Insecure Storage of Access Tokens

Introduction

Access tokens are used in OAuth 2.0 to grant clients access to protected resources. If these tokens are not stored securely, they can be intercepted or stolen by malicious actors, leading to unauthorized access to user data. Proper storage mechanisms are essential to ensure the security of these tokens.

Here is a comprehensive example of how to use Spring Security, OAuth 2.0, and HashiCorp Vault to build a secure application that protects and manages access tokens.

Detailed Steps and Java Coding

1. Use Secure Storage Mechanisms

Tokens should be stored in a secure manner. In Java, you can use secure libraries to handle token storage. For example, you can use the Java Cryptography Architecture (JCA) to encrypt tokens before storing them.

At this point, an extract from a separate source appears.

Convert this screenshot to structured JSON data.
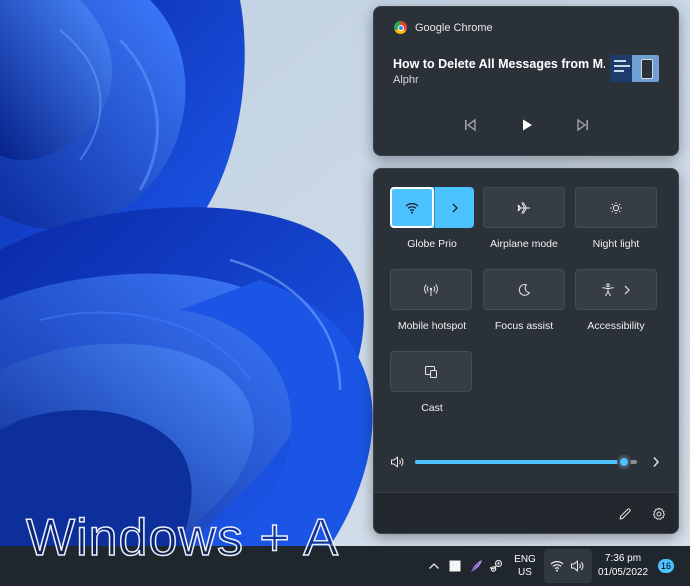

2. Example Code: Encrypting and Storing Tokens Securely

Let's see how to encrypt and store access tokens securely using JCA and HashiCorp Vault.

Dependencies

Ensure you have the required dependencies in your pom.xml:

<dependency>
    <groupId>org.springframework.boot</groupId>
    <artifactId>spring-boot-starter-security</artifactId>
</dependency>
<dependency>
    <groupId>org.springframework.boot</groupId>
    <artifactId>spring-boot-starter-oauth2-client</artifactId>
</dependency>
<dependency>
    <groupId>org.springframework.vault</groupId>
    <artifactId>spring-vault-core</artifactId>
</dependency>
<dependency>
    <groupId>org.springframework.vault</groupId>
    <artifactId>spring-vault-config</artifactId>
</dependency>
<dependency>
    <groupId>org.springframework.boot</groupId>
    <artifactId>spring-boot-starter-web</artifactId>
</dependency>

Configuration

1. Configure Spring Security for OAuth 2.0

Create a SecurityConfig class to configure Spring Security for OAuth 2.0.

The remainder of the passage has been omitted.